On May 31, 2007, at 7:25 PM, Ralph Campbell wrote:
> I can run the Intel MPI benchmarks OK at np=2 but at np=4,
> it hangs.
> If I change /usr/share/openmpi/mca-btl-openib-hca-params.ini
> [QLogic InfiniPath]
> use_eager_rdma = 0
FYI, you can change such values on the command line and/or
environment -- see http://www.open-mpi.org/faq/?
category=tuning#setting-mca-params. The MCA parameter in question is
> Then, it gets much farther before hanging on 2MB+ messages.
> If I create .openmpi/mca-params.conf with
> min_rdma_size = 2147483648
> The benchmark completes reliably.
Yoinks. I assume you mean btl_openib_min_rdma_size, right? (note
that the name slightly changed for the upcoming 1.3 [i.e., the SVN
trunk]; although the old name is deprecated, it'll still work)

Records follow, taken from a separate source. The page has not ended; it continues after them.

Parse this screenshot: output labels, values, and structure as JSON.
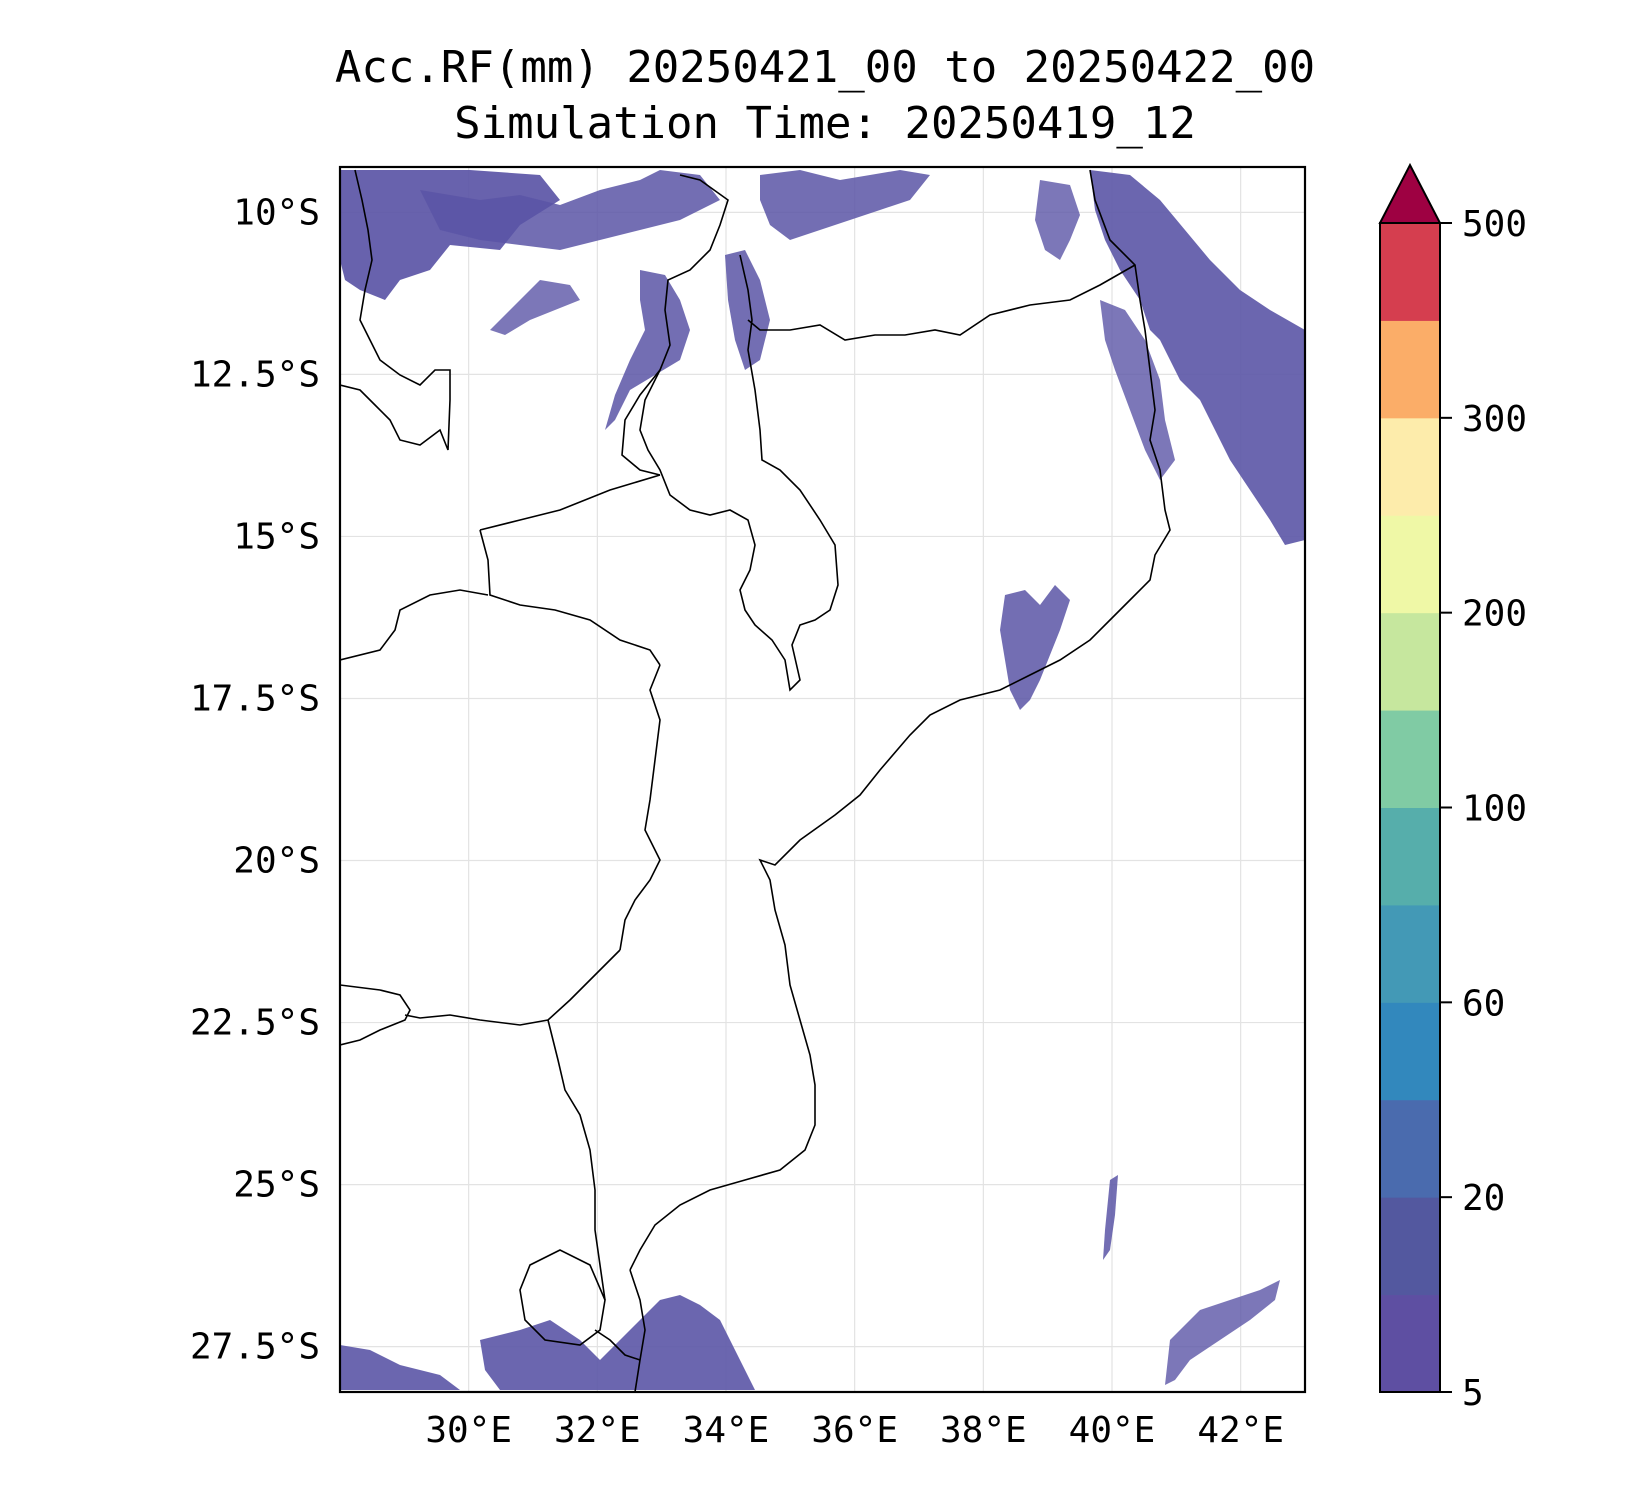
{
  "title_line1": "Acc.RF(mm) 20250421_00 to 20250422_00",
  "title_line2": "Simulation Time: 20250419_12",
  "map": {
    "lon_range": [
      28,
      43
    ],
    "lat_range": [
      -28.2,
      -9.3
    ],
    "lat_ticks": [
      {
        "value": -10,
        "label": "10°S"
      },
      {
        "value": -12.5,
        "label": "12.5°S"
      },
      {
        "value": -15,
        "label": "15°S"
      },
      {
        "value": -17.5,
        "label": "17.5°S"
      },
      {
        "value": -20,
        "label": "20°S"
      },
      {
        "value": -22.5,
        "label": "22.5°S"
      },
      {
        "value": -25,
        "label": "25°S"
      },
      {
        "value": -27.5,
        "label": "27.5°S"
      }
    ],
    "lon_ticks": [
      {
        "value": 30,
        "label": "30°E"
      },
      {
        "value": 32,
        "label": "32°E"
      },
      {
        "value": 34,
        "label": "34°E"
      },
      {
        "value": 36,
        "label": "36°E"
      },
      {
        "value": 38,
        "label": "38°E"
      },
      {
        "value": 40,
        "label": "40°E"
      },
      {
        "value": 42,
        "label": "42°E"
      }
    ],
    "grid": true
  },
  "colorbar": {
    "levels": [
      5,
      10,
      20,
      40,
      60,
      80,
      100,
      150,
      200,
      250,
      300,
      400,
      500
    ],
    "labels": [
      "5",
      "20",
      "60",
      "100",
      "200",
      "300",
      "500"
    ],
    "colors": [
      "#5e4fa2",
      "#53589f",
      "#4a6bae",
      "#3288bd",
      "#4399b6",
      "#56aeab",
      "#80cba4",
      "#c6e79e",
      "#eff8a6",
      "#fdecab",
      "#fbad68",
      "#d53e4f"
    ],
    "extend_color": "#9e0142",
    "extend": "max"
  },
  "rain_color": "#5b55a6"
}
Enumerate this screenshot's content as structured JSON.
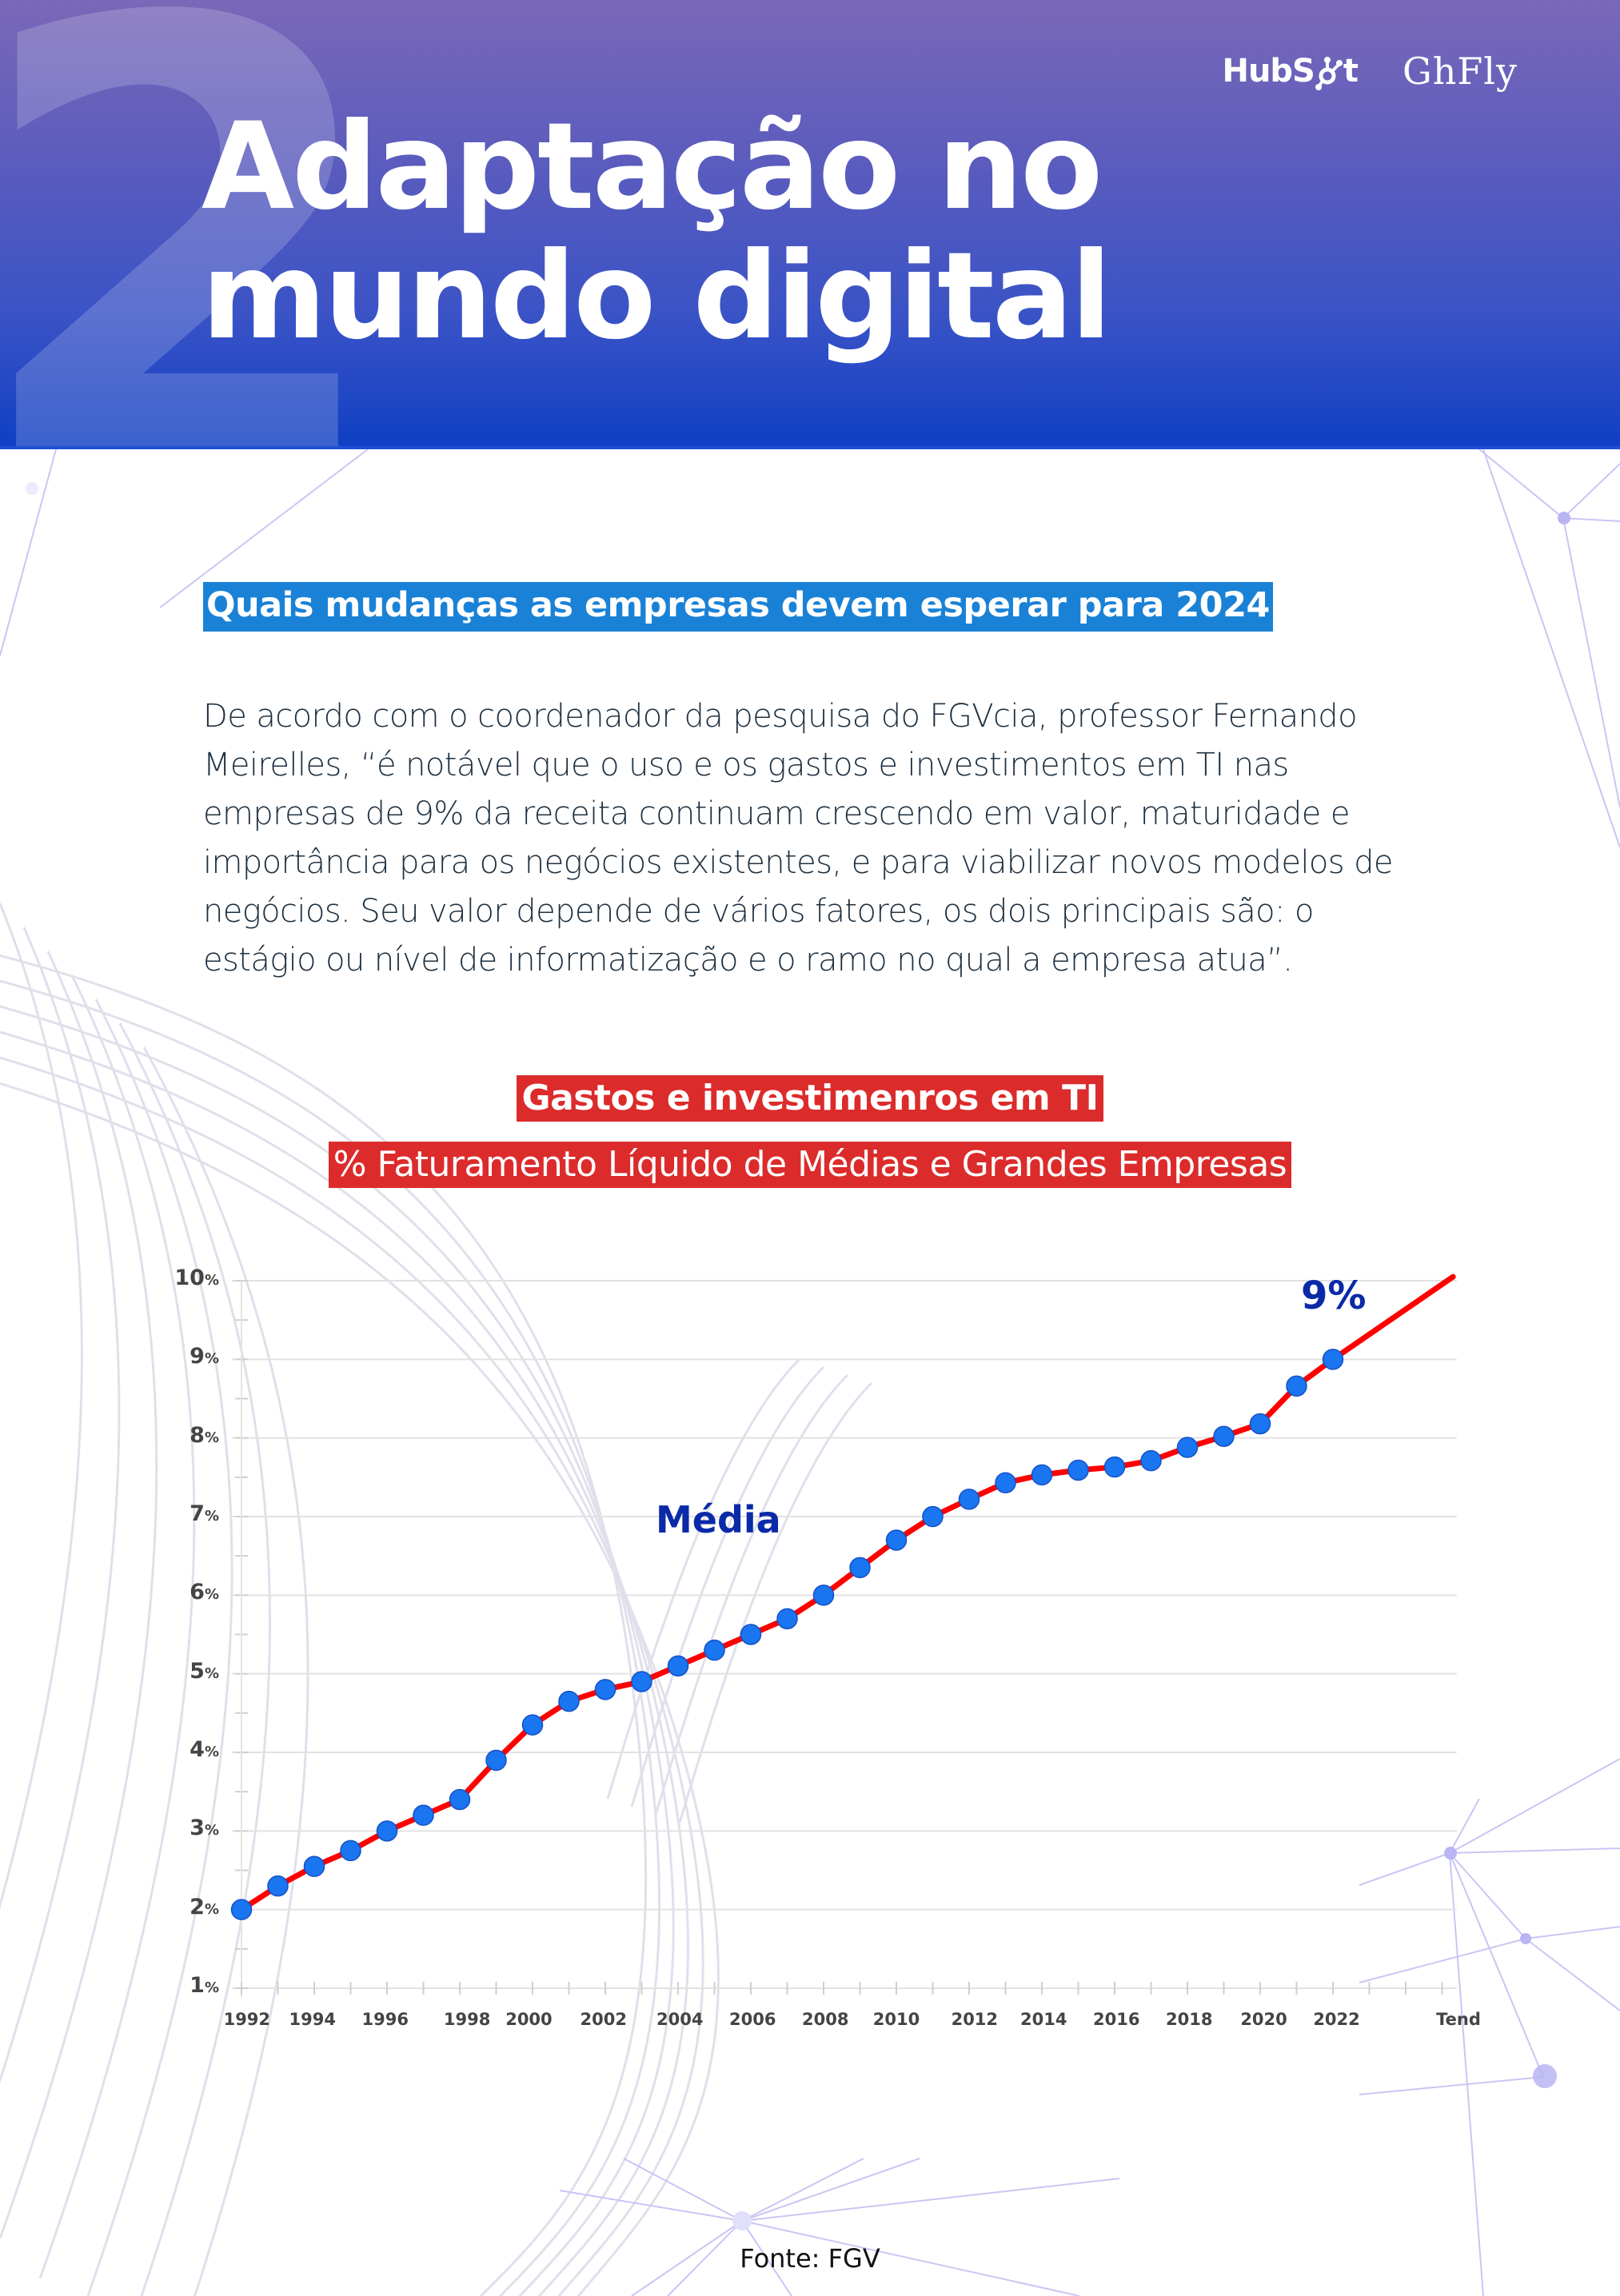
{
  "header": {
    "section_number": "2",
    "title_line1": "Adaptação no",
    "title_line2": "mundo digital",
    "logos": [
      "HubSpot",
      "GhFly"
    ],
    "gradient_top": "#7a68b8",
    "gradient_bottom": "#0f3fc4"
  },
  "section": {
    "heading": "Quais mudanças as empresas devem esperar para 2024",
    "heading_bg": "#1a82d6",
    "body": "De acordo com o coordenador da pesquisa do FGVcia, professor Fernando Meirelles, “é notável que o uso e os gastos e investimentos em TI nas empresas de 9% da receita continuam crescendo em valor, maturidade e importância para os negócios existentes, e para viabilizar novos modelos de negócios. Seu valor depende de vários fatores, os dois principais são: o estágio ou nível de informatização e o ramo no qual a empresa atua”."
  },
  "chart_header": {
    "title": "Gastos e investimenros em TI",
    "subtitle": "% Faturamento Líquido de Médias e Grandes Empresas",
    "bg": "#dc2b2b"
  },
  "chart_data": {
    "type": "line",
    "title": "Gastos e investimenros em TI",
    "subtitle": "% Faturamento Líquido de Médias e Grandes Empresas",
    "xlabel": "",
    "ylabel": "",
    "ylim": [
      1,
      10
    ],
    "y_ticks": [
      "1%",
      "2%",
      "3%",
      "4%",
      "5%",
      "6%",
      "7%",
      "8%",
      "9%",
      "10%"
    ],
    "x_tick_labels": [
      "1992",
      "1994",
      "1996",
      "1998",
      "2000",
      "2002",
      "2004",
      "2006",
      "2008",
      "2010",
      "2012",
      "2014",
      "2016",
      "2018",
      "2020",
      "2022",
      "Tend"
    ],
    "grid": true,
    "legend": null,
    "series": [
      {
        "name": "Média",
        "line_color": "#ff0000",
        "marker_color": "#1a75f0",
        "x": [
          1992,
          1993,
          1994,
          1995,
          1996,
          1997,
          1998,
          1999,
          2000,
          2001,
          2002,
          2003,
          2004,
          2005,
          2006,
          2007,
          2008,
          2009,
          2010,
          2011,
          2012,
          2013,
          2014,
          2015,
          2016,
          2017,
          2018,
          2019,
          2020,
          2021,
          2022
        ],
        "values": [
          2.0,
          2.3,
          2.55,
          2.75,
          3.0,
          3.2,
          3.4,
          3.9,
          4.35,
          4.65,
          4.8,
          4.9,
          5.1,
          5.3,
          5.5,
          5.7,
          6.0,
          6.35,
          6.7,
          7.0,
          7.22,
          7.43,
          7.53,
          7.59,
          7.63,
          7.71,
          7.88,
          8.02,
          8.18,
          8.66,
          9.0
        ]
      }
    ],
    "trend": {
      "label": "Tend",
      "from_year": 2022,
      "from_value": 9.0,
      "to_value": 10.05
    },
    "annotations": [
      {
        "text": "Média",
        "color": "#0a2aa8"
      },
      {
        "text": "9%",
        "color": "#0a2aa8"
      }
    ]
  },
  "footer": {
    "source": "Fonte: FGV"
  }
}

> When the hang happens, the ipath driver thinks all the posted
> work requests and completion entries have been generated
> and openmpi seems to think they haven't all completed.
> Can someone point me to the code where RDMA write is polled
> on the destination node?
All the OFA code in OMPI is in ompi/mca/btl/openib (i.e., the
"openib" BTL plugin).
The completion polling occurs in btl_openib_component.c, in two main
functions: btl_openib_component_progress() and
btl_openib_module_progress(). The component progress function mainly
checks for eager RDMA progress; if there are none (per your setting
use_eager_rdma to 0), it'll fall through to the module progress()
function. There's one module "instance" for each HCA port, so we
basically loop over checking each module (port).
Galen tells me that it may be a little more subtle than this, such as
an ordering issue -- he's going to reply with more detail shortly.